Liora – „mein Licht“ – heißt auch die Begegnungsstätte, ein Sozialprojekt im Augustinerkloster Gotha am Klosterplatz 6.
Seit 2009 ist das ein Ort für Menschen, die von finanzieller und sozialer Armut betroffen sind. Doch ist er es jetzt noch, im zweiten Lockdown binnen eines Jahres?
„Oscar am Freitag“-TV hat nachgefragt, denn LIORA lebte von der Begegnung und dem Austausch, den man den Schwächsten der Schwachen bot.
Dazu gehörte auch auch werktags ein warmes Mittagessen, dass ihnen – frisch zubereitet – aufgetischt wurde.
„Mein Licht“ erleuchtete auch ein Kinderprojekt: Nach der Schule gab es eine frisch zubereitete Mahlzeit und danach Hilfe bei den Hausaufgaben, später verschiedenste Sport- Spiel-, Musik-, Theater-, Kreativ-, Koch- und Backangebote.
Und Liora bot Beratung für jene, die nicht nur wirtschaftlicher Notlage waren, sondern auch persönliche Krisen, belastende Lebensereignisse und soziale Schwierigkeiten, wie Isolation oder Ausgrenzung erlebten.
Wie hell strahlt „mein Licht“ nun eigentlich noch – jetzt, da der seit 10. Dezember 2020 geltende Lockdown nun schon wieder bis zum 19. März verlängert wurde?

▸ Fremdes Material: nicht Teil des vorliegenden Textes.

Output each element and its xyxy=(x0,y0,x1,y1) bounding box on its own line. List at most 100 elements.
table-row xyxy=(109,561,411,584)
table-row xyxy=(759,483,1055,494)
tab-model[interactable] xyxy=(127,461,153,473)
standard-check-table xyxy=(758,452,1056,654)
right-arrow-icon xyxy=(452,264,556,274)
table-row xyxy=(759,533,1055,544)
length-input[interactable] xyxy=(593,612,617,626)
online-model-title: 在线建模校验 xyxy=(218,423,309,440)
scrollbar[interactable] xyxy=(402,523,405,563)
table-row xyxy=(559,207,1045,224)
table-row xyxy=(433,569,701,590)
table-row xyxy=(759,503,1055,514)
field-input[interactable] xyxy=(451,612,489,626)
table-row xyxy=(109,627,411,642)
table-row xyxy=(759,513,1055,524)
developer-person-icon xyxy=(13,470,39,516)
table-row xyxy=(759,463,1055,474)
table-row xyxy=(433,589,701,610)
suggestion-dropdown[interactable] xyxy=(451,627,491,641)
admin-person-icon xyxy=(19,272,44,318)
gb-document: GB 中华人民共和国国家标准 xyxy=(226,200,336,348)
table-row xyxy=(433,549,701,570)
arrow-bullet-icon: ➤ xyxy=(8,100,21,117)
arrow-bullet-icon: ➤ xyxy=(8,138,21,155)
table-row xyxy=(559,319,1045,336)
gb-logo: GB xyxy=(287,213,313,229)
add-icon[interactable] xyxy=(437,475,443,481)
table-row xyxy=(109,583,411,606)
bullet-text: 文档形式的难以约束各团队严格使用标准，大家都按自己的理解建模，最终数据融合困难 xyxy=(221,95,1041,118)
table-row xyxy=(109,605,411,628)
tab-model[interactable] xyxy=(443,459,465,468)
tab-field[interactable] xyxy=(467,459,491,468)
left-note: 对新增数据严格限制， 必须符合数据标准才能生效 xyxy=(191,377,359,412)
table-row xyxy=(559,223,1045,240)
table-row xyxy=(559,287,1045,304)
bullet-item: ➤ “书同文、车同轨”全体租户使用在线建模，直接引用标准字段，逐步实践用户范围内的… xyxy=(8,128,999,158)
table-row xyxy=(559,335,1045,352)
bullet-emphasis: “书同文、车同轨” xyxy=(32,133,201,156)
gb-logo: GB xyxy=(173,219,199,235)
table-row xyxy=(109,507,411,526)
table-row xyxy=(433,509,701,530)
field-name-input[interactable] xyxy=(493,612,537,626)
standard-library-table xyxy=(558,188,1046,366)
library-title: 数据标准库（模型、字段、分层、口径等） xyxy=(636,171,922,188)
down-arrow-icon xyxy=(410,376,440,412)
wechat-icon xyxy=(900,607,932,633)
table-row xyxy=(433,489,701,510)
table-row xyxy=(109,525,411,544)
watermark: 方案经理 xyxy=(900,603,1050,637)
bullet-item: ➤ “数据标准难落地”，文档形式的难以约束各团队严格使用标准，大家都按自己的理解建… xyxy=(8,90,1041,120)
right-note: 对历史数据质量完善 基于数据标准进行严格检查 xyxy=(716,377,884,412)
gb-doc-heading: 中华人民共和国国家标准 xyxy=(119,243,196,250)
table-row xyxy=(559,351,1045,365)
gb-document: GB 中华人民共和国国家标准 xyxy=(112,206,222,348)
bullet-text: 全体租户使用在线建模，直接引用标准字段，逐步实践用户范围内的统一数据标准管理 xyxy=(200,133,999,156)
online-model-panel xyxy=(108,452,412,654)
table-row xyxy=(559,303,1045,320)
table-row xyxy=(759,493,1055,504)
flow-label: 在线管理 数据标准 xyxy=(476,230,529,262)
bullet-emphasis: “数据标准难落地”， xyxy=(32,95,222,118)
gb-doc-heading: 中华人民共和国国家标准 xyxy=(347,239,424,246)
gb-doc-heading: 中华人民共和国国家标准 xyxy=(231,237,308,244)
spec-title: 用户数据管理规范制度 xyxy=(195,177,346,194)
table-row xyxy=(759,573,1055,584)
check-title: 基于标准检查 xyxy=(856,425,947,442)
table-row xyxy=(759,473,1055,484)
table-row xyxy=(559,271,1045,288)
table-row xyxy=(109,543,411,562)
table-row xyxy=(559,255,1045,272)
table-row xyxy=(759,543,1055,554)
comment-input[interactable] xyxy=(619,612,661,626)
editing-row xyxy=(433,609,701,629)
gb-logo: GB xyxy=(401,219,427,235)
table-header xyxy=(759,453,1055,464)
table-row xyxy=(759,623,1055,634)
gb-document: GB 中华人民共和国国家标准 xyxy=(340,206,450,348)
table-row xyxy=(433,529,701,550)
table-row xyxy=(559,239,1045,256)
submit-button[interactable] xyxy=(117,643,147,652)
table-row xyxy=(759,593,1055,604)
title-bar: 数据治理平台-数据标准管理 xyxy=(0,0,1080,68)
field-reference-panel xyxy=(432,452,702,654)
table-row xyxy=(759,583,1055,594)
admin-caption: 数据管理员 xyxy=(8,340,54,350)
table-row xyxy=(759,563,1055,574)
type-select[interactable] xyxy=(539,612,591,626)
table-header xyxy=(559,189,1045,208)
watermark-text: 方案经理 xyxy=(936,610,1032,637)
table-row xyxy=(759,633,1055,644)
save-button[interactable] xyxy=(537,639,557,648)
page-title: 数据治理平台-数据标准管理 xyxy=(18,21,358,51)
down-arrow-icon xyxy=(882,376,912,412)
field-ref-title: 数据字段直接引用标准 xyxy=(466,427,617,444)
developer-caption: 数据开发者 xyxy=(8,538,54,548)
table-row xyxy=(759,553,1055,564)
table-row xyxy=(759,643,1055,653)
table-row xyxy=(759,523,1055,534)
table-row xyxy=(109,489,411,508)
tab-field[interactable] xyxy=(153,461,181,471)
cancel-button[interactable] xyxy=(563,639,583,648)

Teamleiterin Tanja Schreyer und Ralph-Uwe Heinz, der den Kinderprojekten Leben einhauchte, standen „Oscar am Freitag“-TV im Interview Rede und Antwort.

Hintergrund:
Liora ist ein Gemeinschaftsprojekt von Diakoniewerk Gotha, Kirchenkreis Gotha und Stadtkirchgemeinde Gotha, das sich ausschließlich aus Spenden finanziert.
Liora steht für
L = Liebe
I = Integration
O = Offenheit
R = Respekt und
A = Annahme,
jenen Grundsätzen, nach denen die Gäste empfangen werden.